Targeted interruption of Nkx2-5 in murine embryos resulted in abnormal heart morphogenesis, lack of looping morphogenesis, loss of MLC2V expression, and embryonic lethality at 9-10 days postcoitum.
The murine homeo box gene Nkx2-5 is expressed in precardiac mesoderm and in the myocardium of embryonic and fetal hearts. Targeted interruption of Nkx2-5 resulted in abnormal heart morphogenesis, growth retardation and embryonic lethality at approximately 9-10 days postcoitum (p.c.). Heart tube formation occurred normally in mutant embryos, but looping morphogenesis, a critical determinant of heart form, was not initiated at the linear heart tube stage (8.25-8.5 days p.c.). Commitment to the cardiac muscle lineage, expression of most myofilament genes and myofibrillogenesis were not compromised. However, the myosin light-chain 2V gene (MLC2V) was not expressed in mutant hearts nor in mutant ES cell-derived cardiocytes. MLC2V expression normally occurs only in ventricular cells and is the earliest known molecular marker of ventricular differentiation.
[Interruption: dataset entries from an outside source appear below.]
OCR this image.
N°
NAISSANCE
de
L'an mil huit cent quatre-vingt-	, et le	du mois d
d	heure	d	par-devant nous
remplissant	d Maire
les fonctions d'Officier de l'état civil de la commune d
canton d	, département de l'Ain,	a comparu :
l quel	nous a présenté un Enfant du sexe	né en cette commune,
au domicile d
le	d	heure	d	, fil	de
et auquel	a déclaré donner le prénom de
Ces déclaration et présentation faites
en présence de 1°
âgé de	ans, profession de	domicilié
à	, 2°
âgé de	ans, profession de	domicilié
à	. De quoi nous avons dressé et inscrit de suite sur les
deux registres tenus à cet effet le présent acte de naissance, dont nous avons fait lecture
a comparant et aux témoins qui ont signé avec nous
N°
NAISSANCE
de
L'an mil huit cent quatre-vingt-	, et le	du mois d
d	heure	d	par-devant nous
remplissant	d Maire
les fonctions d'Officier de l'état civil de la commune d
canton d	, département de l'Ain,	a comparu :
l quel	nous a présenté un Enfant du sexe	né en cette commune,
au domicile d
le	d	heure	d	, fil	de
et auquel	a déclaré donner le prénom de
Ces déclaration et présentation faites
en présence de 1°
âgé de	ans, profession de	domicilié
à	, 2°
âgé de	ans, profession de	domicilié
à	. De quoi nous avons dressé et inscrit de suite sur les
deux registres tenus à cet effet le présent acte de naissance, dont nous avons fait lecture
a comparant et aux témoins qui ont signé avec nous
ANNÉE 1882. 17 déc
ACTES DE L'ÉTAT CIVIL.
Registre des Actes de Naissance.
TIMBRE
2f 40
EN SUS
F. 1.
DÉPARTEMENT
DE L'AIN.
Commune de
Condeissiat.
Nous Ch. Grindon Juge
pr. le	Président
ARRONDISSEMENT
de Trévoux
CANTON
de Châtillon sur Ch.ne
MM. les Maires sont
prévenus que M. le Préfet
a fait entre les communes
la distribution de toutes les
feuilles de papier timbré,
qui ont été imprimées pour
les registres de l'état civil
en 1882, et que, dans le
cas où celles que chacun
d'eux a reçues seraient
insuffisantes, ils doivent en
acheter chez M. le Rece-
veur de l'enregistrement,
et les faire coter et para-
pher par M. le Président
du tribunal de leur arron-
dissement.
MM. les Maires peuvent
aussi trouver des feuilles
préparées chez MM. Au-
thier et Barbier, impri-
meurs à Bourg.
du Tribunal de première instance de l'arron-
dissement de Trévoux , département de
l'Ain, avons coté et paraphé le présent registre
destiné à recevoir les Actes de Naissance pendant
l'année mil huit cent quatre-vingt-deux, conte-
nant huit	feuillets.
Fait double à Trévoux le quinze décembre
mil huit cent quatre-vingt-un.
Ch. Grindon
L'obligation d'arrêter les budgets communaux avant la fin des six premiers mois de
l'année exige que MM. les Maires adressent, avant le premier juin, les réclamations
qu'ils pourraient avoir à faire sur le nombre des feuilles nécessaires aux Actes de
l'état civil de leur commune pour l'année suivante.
The regional expression in mutant hearts of two other ventricular markers, myosin heavy-chain beta and cyclin D2, indicated that not all ventricle-specific gene expression is dependent on Nkx2-5. The data demonstrate that Nkx2-5 is essential for normal heart morphogenesis, myogenesis, and function. Furthermore, this gene is a component of a genetic pathway required for myogenic specialization of the ventricles.
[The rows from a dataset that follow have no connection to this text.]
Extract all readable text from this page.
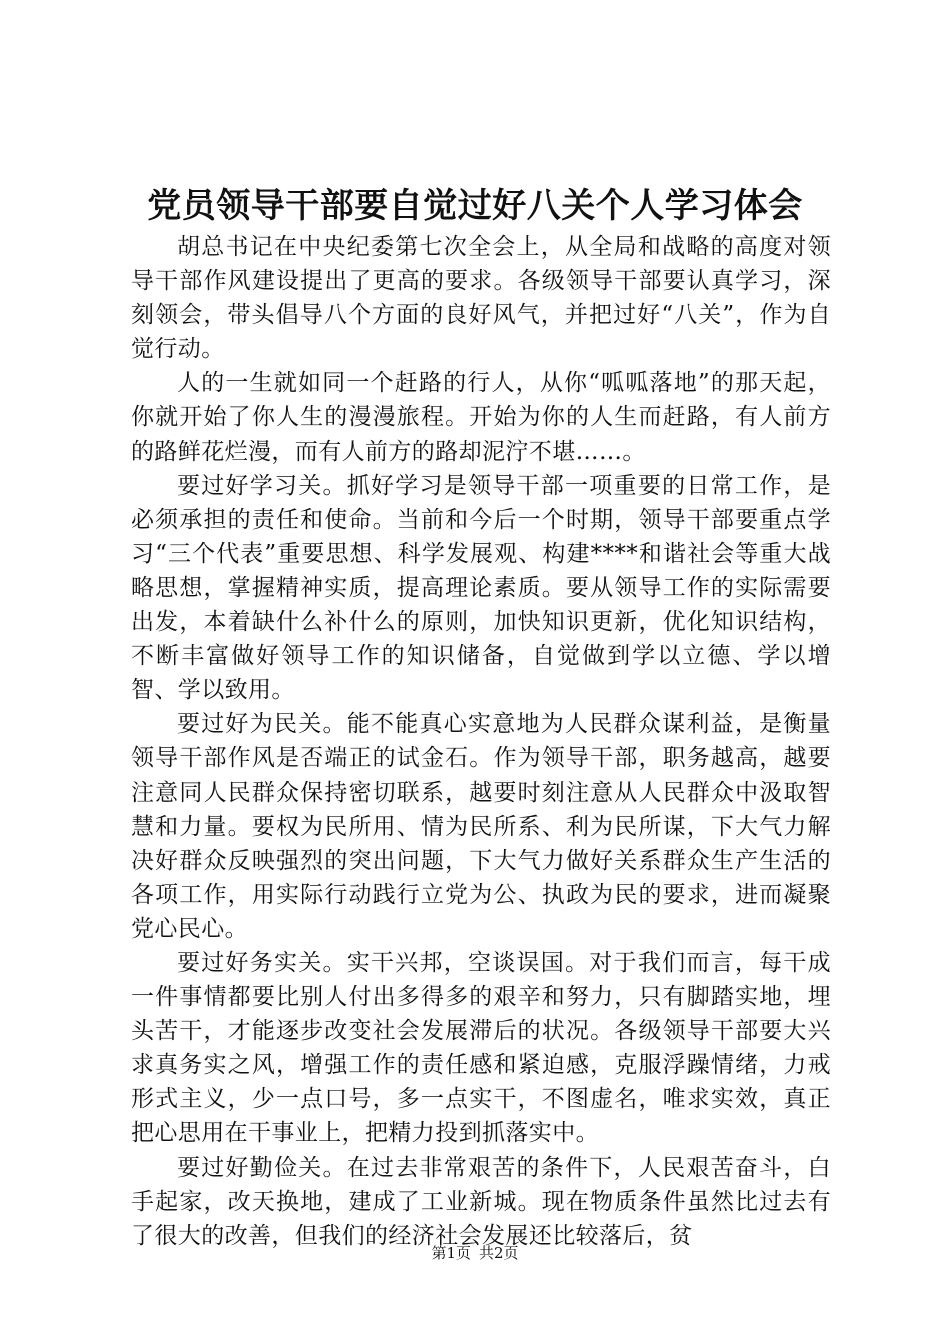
党员领导干部要自觉过好八关个人学习体会

胡总书记在中央纪委第七次全会上，从全局和战略的高度对领导干部作风建设提出了更高的要求。各级领导干部要认真学习，深刻领会，带头倡导八个方面的良好风气，并把过好“八关”，作为自觉行动。

人的一生就如同一个赶路的行人，从你“呱呱落地”的那天起，你就开始了你人生的漫漫旅程。开始为你的人生而赶路，有人前方的路鲜花烂漫，而有人前方的路却泥泞不堪……。

要过好学习关。抓好学习是领导干部一项重要的日常工作，是必须承担的责任和使命。当前和今后一个时期，领导干部要重点学习“三个代表”重要思想、科学发展观、构建****和谐社会等重大战略思想，掌握精神实质，提高理论素质。要从领导工作的实际需要出发，本着缺什么补什么的原则，加快知识更新，优化知识结构，不断丰富做好领导工作的知识储备，自觉做到学以立德、学以增智、学以致用。

要过好为民关。能不能真心实意地为人民群众谋利益，是衡量领导干部作风是否端正的试金石。作为领导干部，职务越高，越要注意同人民群众保持密切联系，越要时刻注意从人民群众中汲取智慧和力量。要权为民所用、情为民所系、利为民所谋，下大气力解决好群众反映强烈的突出问题，下大气力做好关系群众生产生活的各项工作，用实际行动践行立党为公、执政为民的要求，进而凝聚党心民心。

要过好务实关。实干兴邦，空谈误国。对于我们而言，每干成一件事情都要比别人付出多得多的艰辛和努力，只有脚踏实地，埋头苦干，才能逐步改变社会发展滞后的状况。各级领导干部要大兴求真务实之风，增强工作的责任感和紧迫感，克服浮躁情绪，力戒形式主义，少一点口号，多一点实干，不图虚名，唯求实效，真正把心思用在干事业上，把精力投到抓落实中。

要过好勤俭关。在过去非常艰苦的条件下，人民艰苦奋斗，白手起家，改天换地，建成了工业新城。现在物质条件虽然比过去有了很大的改善，但我们的经济社会发展还比较落后，贫

第1页 共2页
Lyons et al. (Sat,) conducted a other in Nkx2-5 gene knockout in murine embryos. Targeted interruption of Nkx2-5 vs. Normal embryos was evaluated on Heart morphogenesis, growth retardation, and embryonic lethality. Targeted interruption of Nkx2-5 in murine embryos resulted in abnormal heart morphogenesis, lack of looping morphogenesis, loss of MLC2V expression, and embryonic lethality at 9-10 days postcoitum.